Filed under: Britain, France, History, Humour, Quotations — Tags: , , , , , — Nicholas @ 01:00

Although the Succession of Wars went on nearly the whole time in the eighteenth century, the countries kept on making a treaty called the Treaty of Paris (or Utrecht).

This Treaty was a Good Thing and laid down the Rules for fighting the wars; these were:

(1) that there should be a mutual restitution of conquests except that England should keep Gibraltar, Malta, Minorca, Canada, India, etc.;

(2) that France should hand over to England the West Indian islands of San Flamingo, Tapioca, Sago, Dago, Bezique and Contango, while the Dutch were always to have Lumbago and the Laxative Islands;

(3) that everyone, however Infantile or even insane, should renounce all claim to the Spanish throne;

(4) that the King (or Queen) of France should admit that the King (or Queen) of England was King (or Queen) of England and should not harbour the Young Pretender, but that the fortifications of Dunkirk should be disgruntled and raised to the ground.

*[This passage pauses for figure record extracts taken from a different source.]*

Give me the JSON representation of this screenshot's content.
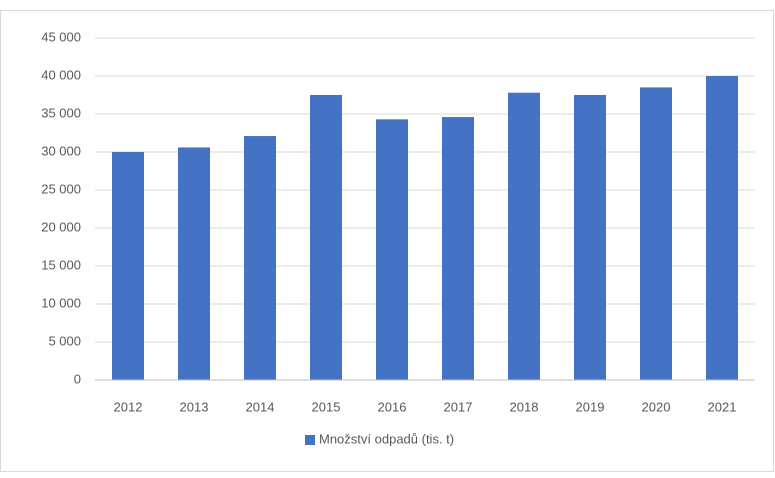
{
  "chart_data": {
    "type": "bar",
    "categories": [
      "2012",
      "2013",
      "2014",
      "2015",
      "2016",
      "2017",
      "2018",
      "2019",
      "2020",
      "2021"
    ],
    "series": [
      {
        "name": "Množství odpadů (tis. t)",
        "color": "#4472c4",
        "values": [
          30000,
          30600,
          32100,
          37500,
          34300,
          34600,
          37800,
          37500,
          38500,
          40000
        ]
      }
    ],
    "ylim": [
      0,
      45000
    ],
    "yticks": [
      0,
      {
        "value": 5000,
        "label": "5 000"
      },
      {
        "value": 10000,
        "label": "10 000"
      },
      {
        "value": 15000,
        "label": "15 000"
      },
      {
        "value": 20000,
        "label": "20 000"
      },
      {
        "value": 25000,
        "label": "25 000"
      },
      {
        "value": 30000,
        "label": "30 000"
      },
      {
        "value": 35000,
        "label": "35 000"
      },
      {
        "value": 40000,
        "label": "40 000"
      },
      {
        "value": 45000,
        "label": "45 000"
      }
    ],
    "grid": true,
    "legend": "bottom"
  }
}
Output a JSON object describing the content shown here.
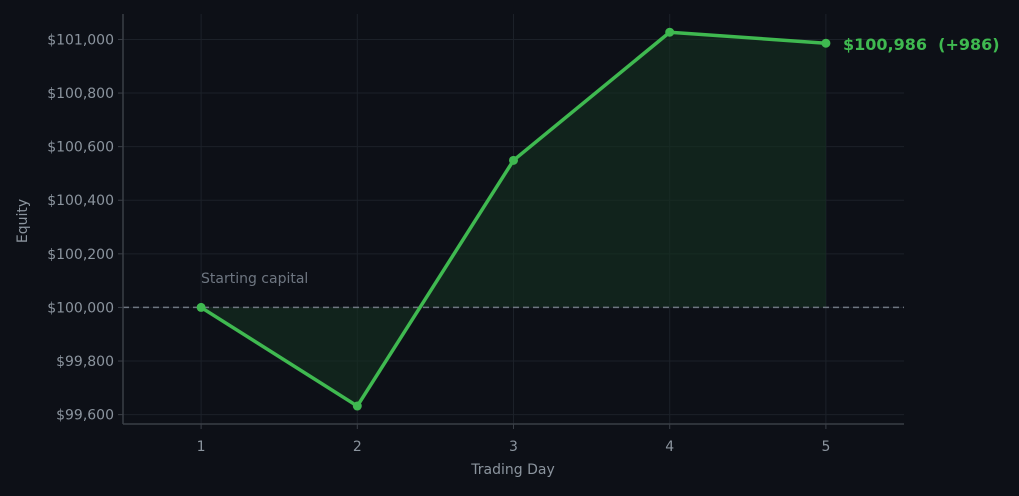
{
  "chart_data": {
    "type": "line",
    "x": [
      1,
      2,
      3,
      4,
      5
    ],
    "series": [
      {
        "values": [
          100000,
          99632,
          100549,
          101027,
          100986
        ]
      }
    ],
    "xlabel": "Trading Day",
    "ylabel": "Equity",
    "xlim": [
      0.5,
      5.5
    ],
    "ylim": [
      99565,
      101095
    ],
    "x_ticks": [
      1,
      2,
      3,
      4,
      5
    ],
    "y_ticks": [
      99600,
      99800,
      100000,
      100200,
      100400,
      100600,
      100800,
      101000
    ],
    "y_tick_labels": [
      "$99,600",
      "$99,800",
      "$100,000",
      "$100,200",
      "$100,400",
      "$100,600",
      "$100,800",
      "$101,000"
    ],
    "grid": true,
    "reference_line": {
      "value": 100000,
      "label": "Starting capital"
    },
    "end_label": "$100,986  (+986)",
    "colors": {
      "background": "#0d1017",
      "line": "#3fb950",
      "fill": "#143020",
      "grid": "#1c2129",
      "axis": "#3a3f47",
      "tick_text": "#8b949e",
      "reference": "#6e7681"
    }
  }
}
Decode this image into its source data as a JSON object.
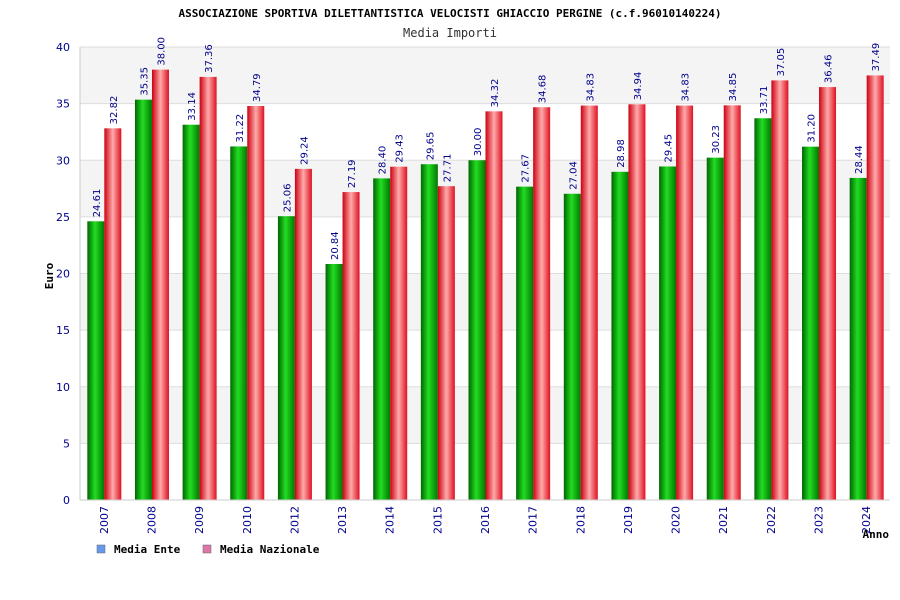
{
  "chart_data": {
    "type": "bar",
    "title": "ASSOCIAZIONE SPORTIVA DILETTANTISTICA VELOCISTI GHIACCIO PERGINE (c.f.96010140224)",
    "subtitle": "Media Importi",
    "ylabel": "Euro",
    "xlabel": "Anno",
    "ylim": [
      0,
      40
    ],
    "yticks": [
      0,
      5,
      10,
      15,
      20,
      25,
      30,
      35,
      40
    ],
    "grid": true,
    "legend_position": "bottom-left",
    "categories": [
      "2007",
      "2008",
      "2009",
      "2010",
      "2012",
      "2013",
      "2014",
      "2015",
      "2016",
      "2017",
      "2018",
      "2019",
      "2020",
      "2021",
      "2022",
      "2023",
      "2024"
    ],
    "series": [
      {
        "name": "Media Ente",
        "color": "#00aa00",
        "legend_color": "#6699ee",
        "values": [
          24.61,
          35.35,
          33.14,
          31.22,
          25.06,
          20.84,
          28.4,
          29.65,
          30.0,
          27.67,
          27.04,
          28.98,
          29.45,
          30.23,
          33.71,
          31.2,
          28.44
        ],
        "labels": [
          "24.61",
          "35.35",
          "33.14",
          "31.22",
          "25.06",
          "20.84",
          "28.40",
          "29.65",
          "30.00",
          "27.67",
          "27.04",
          "28.98",
          "29.45",
          "30.23",
          "33.71",
          "31.20",
          "28.44"
        ]
      },
      {
        "name": "Media Nazionale",
        "color": "#ee2233",
        "legend_color": "#dd77aa",
        "values": [
          32.82,
          38.0,
          37.36,
          34.79,
          29.24,
          27.19,
          29.43,
          27.71,
          34.32,
          34.68,
          34.83,
          34.94,
          34.83,
          34.85,
          37.05,
          36.46,
          37.49
        ],
        "labels": [
          "32.82",
          "38.00",
          "37.36",
          "34.79",
          "29.24",
          "27.19",
          "29.43",
          "27.71",
          "34.32",
          "34.68",
          "34.83",
          "34.94",
          "34.83",
          "34.85",
          "37.05",
          "36.46",
          "37.49"
        ]
      }
    ]
  }
}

Thus, as soon as the fortifications of Dunkirk had been gruntled again, or the Young Pretender was found in a harbour in France, or it was discovered that the Dutch had not got Lumbago, etc., the countries knew that it was time for the treaty to be signed again, so that the War could continue in an orderly manner.

W.C. Sellar & R.J. Yeatman, 1066 And All That, 1930.